“Elbette nur-u iman ile bu mensubiyetin ve memlûkiyetin inkişafı suretinde, bir karınca bir Firavun’u o mensubiyet kuvvetiyle mağlûp ettiği gibi, o mensubiyet şerefiyle dahi, gafil ve kendi kendine malik ve kendini başıboş zanneden ve ecdadıyla ve mülk-ü Mısır ile iftihar eden ve kabir kapısında o iftiharı sönen bin Firavun kadar iftihar edebilir.” (Şualar,s.23)
Küçük boyutlu olmalarına rağmen Rabbimize olan mensubiyet kuvvetiyle karınca savunma ve savaş hususlarında son derece başarılıdır.
Besin kaynaklarının bölüşülememesi en önemli savaş sebeplerindendir. Yiyecek kaynağını ilk bulan karınca türü genellikle savaşı kazanır. Çünkü kaşif karıncalar besinin etrafını çevirerek, diğerlerinin yiyecekten alıp çevreye kendi kokularını bırakmalarını engeller. Bu yüzden de arkadan gelen koloninin üyeleri, koku izleri ile arkadaşlarına yol gösteremez.
Karıncaların savaş esnasında uyguladıkları bir takım taktikler de vardır. Bunlardan en yaygın uygulananı karıncaların kendilerini daha uzun ve büyük göstermeye çalışmalarıdır. Karınca bacaklarını mümkün olduğu kadar düzleştirerek ve kafasını kaldırarak daha uzun boylu ve daha “caydırıcı” görünmeye çalışır. Bir başka savunma taktiği ise, “düşmanı sakinleştirme”dir. Bir karınca türü (S.Invoila), kavgaya girdiğinde karnını titreterek bir zehir çıkarır ve yavaşça çene kemiğini açar. Bu sırada zehirden zarar görmemeye çalışan düşmanları, çene kemiklerini açıp ağızlarından bir damla şekerli suyu zehir çıkaran karıncanın açık çenesine aktarır. Böylece karşı tarafın dikkatini başka bir yöne çekerek, onu sakinleştirmiş olur. Karıncalar, bilim adamlarının henüz anlamadığı bir metotla, “kafa sayımı” yaparlar. Eğer yuva arkadaşları düşmanlarından daha fazlaysa daha şiddetle saldırıya geçerler. Eğer tersi söz konusuysa, hemen geri çekilirler.

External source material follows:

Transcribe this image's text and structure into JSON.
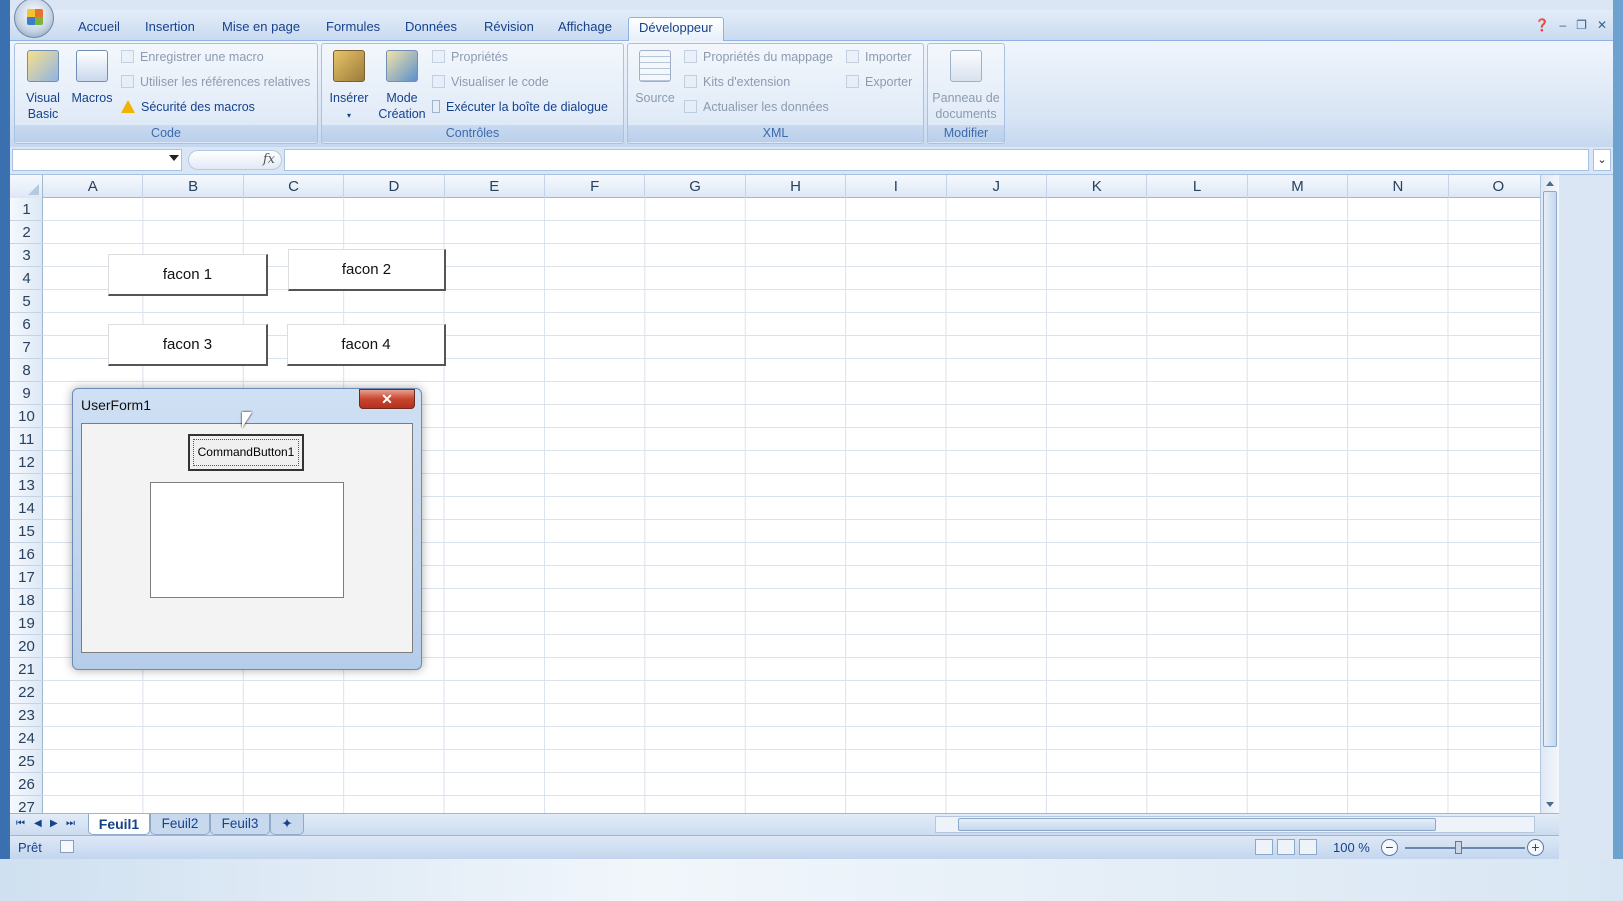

Karıncaların zaman zaman uyguladıkları bir savunma metodu da, gerektiğinde kolonilerini korumak uğruna intihar ederek, düşmanlarına zarar vermeye çalışmaktır. Saundersi türü karıncalar adeta “yürüyen bomba”dır. Zehirle dolu iki büyük salgı bezi, karıncanın çenesinden vücudunun arkasına kadar uzanır.

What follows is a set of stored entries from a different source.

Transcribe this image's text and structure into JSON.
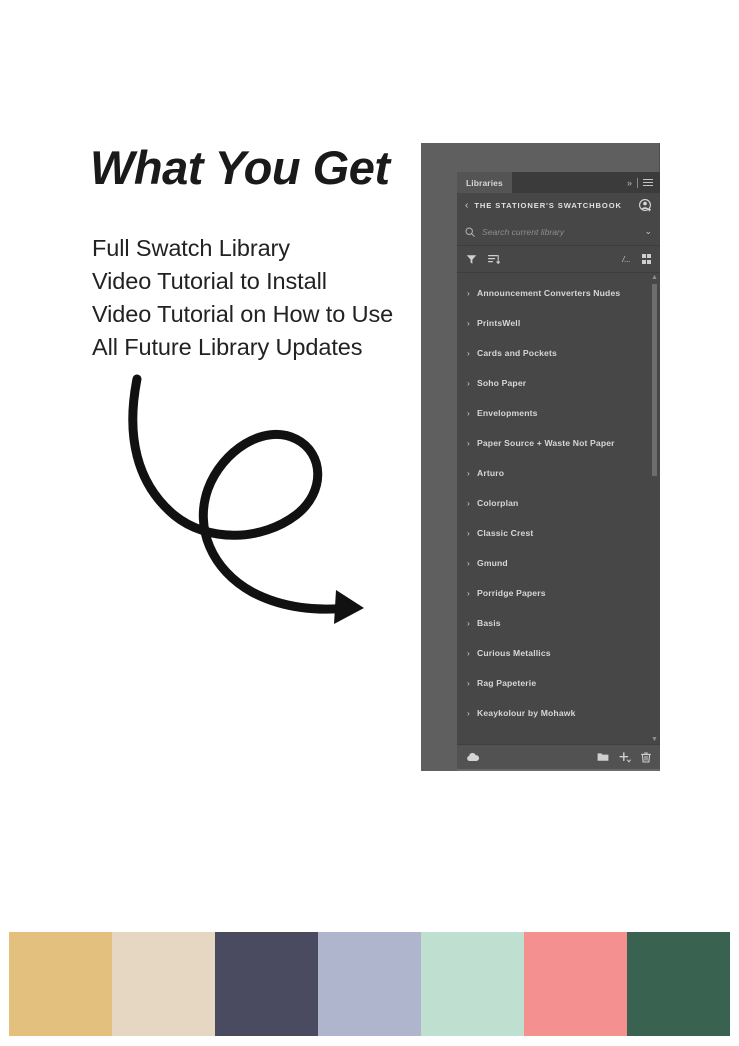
{
  "headline": "What You Get",
  "features": [
    "Full Swatch Library",
    "Video Tutorial to Install",
    "Video Tutorial on How to Use",
    "All Future Library Updates"
  ],
  "panel": {
    "tab_label": "Libraries",
    "collapse_icon": "»",
    "library_title": "THE STATIONER'S SWATCHBOOK",
    "back_icon": "‹",
    "search_placeholder": "Search current library",
    "search_value": "",
    "view_label": "/...",
    "items": [
      {
        "label": "Announcement Converters Nudes"
      },
      {
        "label": "PrintsWell"
      },
      {
        "label": "Cards and Pockets"
      },
      {
        "label": "Soho Paper"
      },
      {
        "label": "Envelopments"
      },
      {
        "label": "Paper Source + Waste Not Paper"
      },
      {
        "label": "Arturo"
      },
      {
        "label": "Colorplan"
      },
      {
        "label": "Classic Crest"
      },
      {
        "label": "Gmund"
      },
      {
        "label": "Porridge Papers"
      },
      {
        "label": "Basis"
      },
      {
        "label": "Curious Metallics"
      },
      {
        "label": "Rag Papeterie"
      },
      {
        "label": "Keaykolour by Mohawk"
      }
    ],
    "chevron_right": "›",
    "chevron_down": "⌄"
  },
  "palette": {
    "swatches": [
      {
        "name": "gold",
        "color": "#e3c07d"
      },
      {
        "name": "cream",
        "color": "#e6d7c3"
      },
      {
        "name": "navy",
        "color": "#4a4a61"
      },
      {
        "name": "periwinkle",
        "color": "#afb5cc"
      },
      {
        "name": "mint",
        "color": "#bfdfd0"
      },
      {
        "name": "coral",
        "color": "#f59090"
      },
      {
        "name": "forest",
        "color": "#3a6250"
      }
    ]
  }
}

Asalak karıncalar başka bir karınca kolonisine hücum ettiklerinde, paniğe kapılıp kaçmalarına sebep olan feromon salgılayarak rahatlıkla koloninin yumurta ve kozalarını ele geçirir.
Kırmızı Amazon karıncası bütün işlerini kölelerine yaptırarak yaşar. Tümü asker olan bu karıncalar, besin toplayamaz ve yavrulara bakamaz. Bu karıncalar, bazı küçük yapılı kara karınca türlerinin yuvalarına saldırır, koza ve larvalarını çalar. Yuvalarına taşıdıkları kozalardan çıkan karıncalar, Amazon karıncalarının tüm işlerini üstlenir.
Karıncalar iz bırakma özellikleri sayesinde, çok büyük canlılara karşı bile kendilerini savunabilirler. Bu metot sayesinde biraraya toplanarak yusufçuk, tırtıl gibi canlılara hep beraber saldırıp, yenilgiye uğratırlar. “Basiceros” türü diğer karınca cinslerinden farklı olarak vücutları tüylerle kaplıdır. Toprak üzerinde ilerlerken yerdeki her türlü toz-toprak, çer-çöp bu tüylere yapışır. Böylelikle ortamla tam bir uyum sağlayarak, kamuflaj sayesinde fark edilmesi neredeyse imkansızdır.
Özetlemeye çalıştığımız savunma ve savaş stratejileri karıncanın Rabbimin ilhamıyla hünerli bir nefer olduğunu ispatlar. Aynı zamanda nefsimize ve kendini büyük gören Firavunlara da ibrettir vesselam.